Transcript
Erik Barnouw
July 28, 2001
BOB GARFIELD: Welcome back with On the Media. I'm Bob Garfield.
BROOKE GLADSTONE: And I'm Brooke Gladstone. This week federal regulators made Rupert Murdoch's Fox Television Group the most powerful in the country by allowing it to buy rival broadcaster Chris-Craft. The purchase gives Fox ownership of two stations each in New York and Los Angeles. Such "duopolies," as they're called, were forbidden until the FCC issued new rules in 1999. It's the sort of news that would have dismayed Erik Barnouw. He died this week at the age of 93 after taking jobs in nearly every facet of a century of broadcasting -- as ad man, radio producer, filmmaker, teacher, historian and archivist -- and that's just a few. In fact, he wrote the book. His three volume history of broadcasting in the United States is the work that critic John Leonard says everyone who writes about television steals from. Patricia Zimmerman is an author and broadcast historian. She says Barnouw had an indelible impact on virtually every field he entered!
PATRICIA ZIMMERMAN: You know one of my colleagues said here is a man who didn't live just one life but lived many lives. You know we often call him the shuttler -- that he shuttled between so many different media worlds, it was hard to ever place him in one.
BROOKE GLADSTONE:Let's talk about some of those lives that he lived, first as a practitioner. He wrote commercials, he did propaganda and probably one of the most important films he made is Hiroshima and Nagasaki, 1945.
PATRICIA ZIMMERMAN: This film is a compilation film produced in I believe 1970 from footage that had been squirreled away, confiscated and hidden.
BROOKE GLADSTONE: This footage was kept under seal by the U.S. government!
PATRICIA ZIMMERMAN: Yes, sealed by the U.S. government and through a very complicated set of machinations, Barnouw secured the footage.
BROOKE GLADSTONE: Now they say that this is the most widely-taught documentary in documentary studies and also one of the most potent expressions of anti-war sentiment ever put on film!
PATRICIA ZIMMERMAN: Yes, it is. 31 years after it was produced, you can show it to students and they're moved and crying and touched. You can trace films like Eyes on the Prize and millions of public television documentaries, feminist documentaries, civil rights documentaries, all these films that narrate the history of America can really -- you could see as having their forefather, if you will, in this film.
BROOKE GLADSTONE:Having written the history of broadcasting he then went on to look ahead and what he saw was a nation that was producing huge media mega-companies. Media conglomerates.
PATRICIA ZIMMERMAN: He once said to me, these companies are now larger than most nations. Yet at the same time, rather than just focusing on gloom and doom, he would constantly say to me: you know any good independent documentary media that's blowing the cover of these people? So what I would say -- his whole life is a life marked by worry about what are the media doing in American society and internationally and also hope that there's always people doing courageous work.
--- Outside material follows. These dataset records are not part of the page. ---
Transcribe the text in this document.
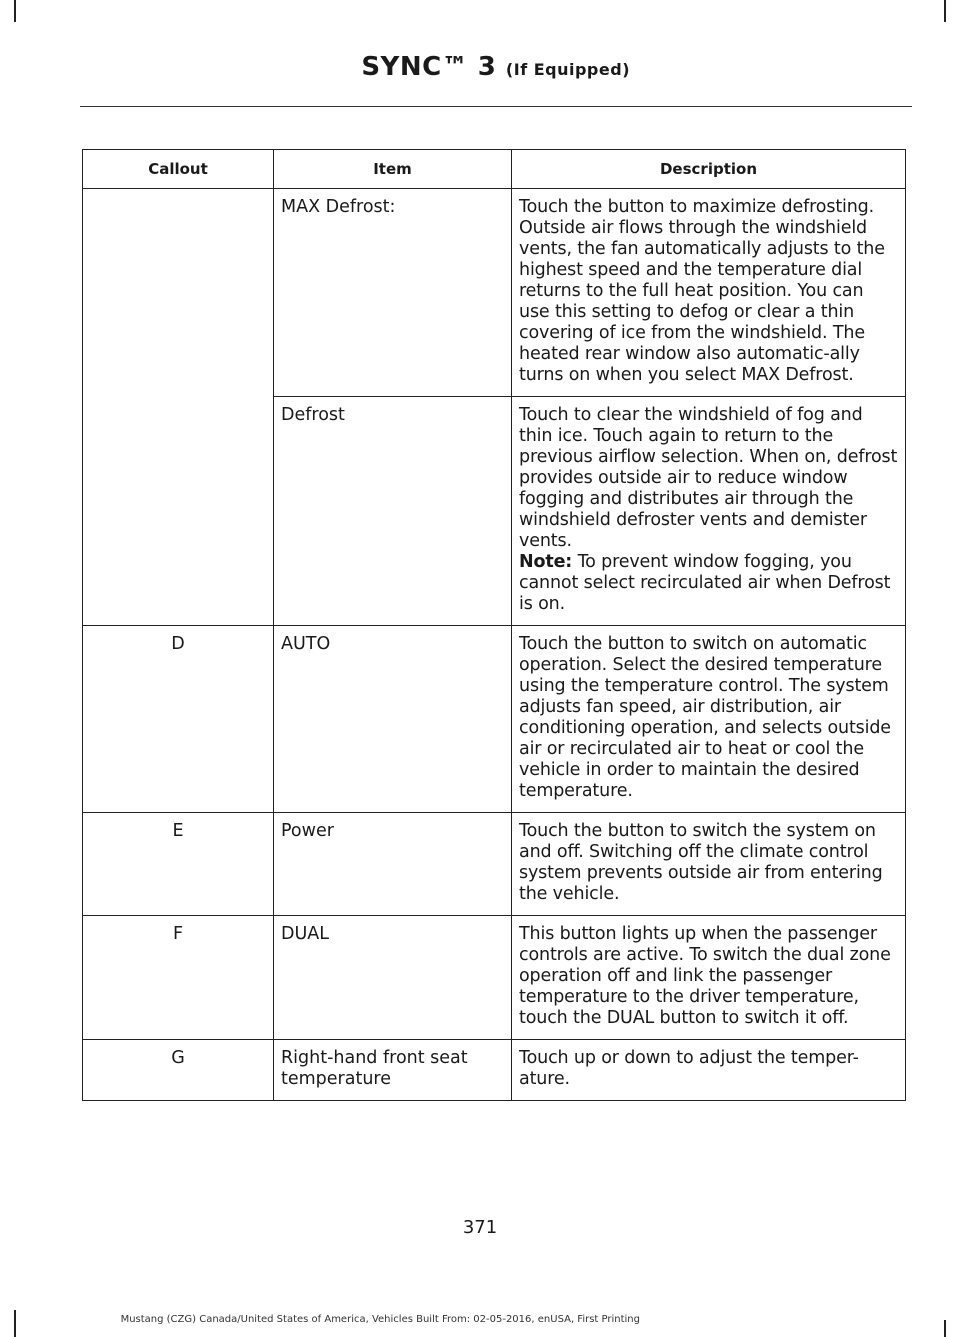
SYNC™ 3 (If Equipped)
Callout	Item	Description
	MAX Defrost:	Touch the button to maximize defrosting. Outside air flows through the windshield vents, the fan automatically adjusts to the highest speed and the temperature dial returns to the full heat position. You can use this setting to defog or clear a thin covering of ice from the windshield. The heated rear window also automatic-ally turns on when you select MAX Defrost.
	Defrost	Touch to clear the windshield of fog and thin ice. Touch again to return to the previous airflow selection. When on, defrost provides outside air to reduce window fogging and distributes air through the windshield defroster vents and demister vents.
Note: To prevent window fogging, you cannot select recirculated air when Defrost is on.
D	AUTO	Touch the button to switch on automatic operation. Select the desired temperature using the temperature control. The system adjusts fan speed, air distribution, air conditioning operation, and selects outside air or recirculated air to heat or cool the vehicle in order to maintain the desired temperature.
E	Power	Touch the button to switch the system on and off. Switching off the climate control system prevents outside air from entering the vehicle.
F	DUAL	This button lights up when the passenger controls are active. To switch the dual zone operation off and link the passenger temperature to the driver temperature, touch the DUAL button to switch it off.
G	Right-hand front seat temperature	Touch up or down to adjust the temper-ature.
371
Mustang (CZG) Canada/United States of America, Vehicles Built From: 02-05-2016, enUSA, First Printing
BROOKE GLADSTONE:Just this week you were at a conference that included archivists and people interested in independent film and documentary film. What is it like in all those communities to lose somebody like Erik Barnouw?
PATRICIA ZIMMERMAN: The passing of Erik Barnouw is for us as though Ghandi has died. A person always steering us towards an ethical and moral and democratic course.
BROOKE GLADSTONE: Patricia Zimmerman is a professor at Ithaca College, author and media historian.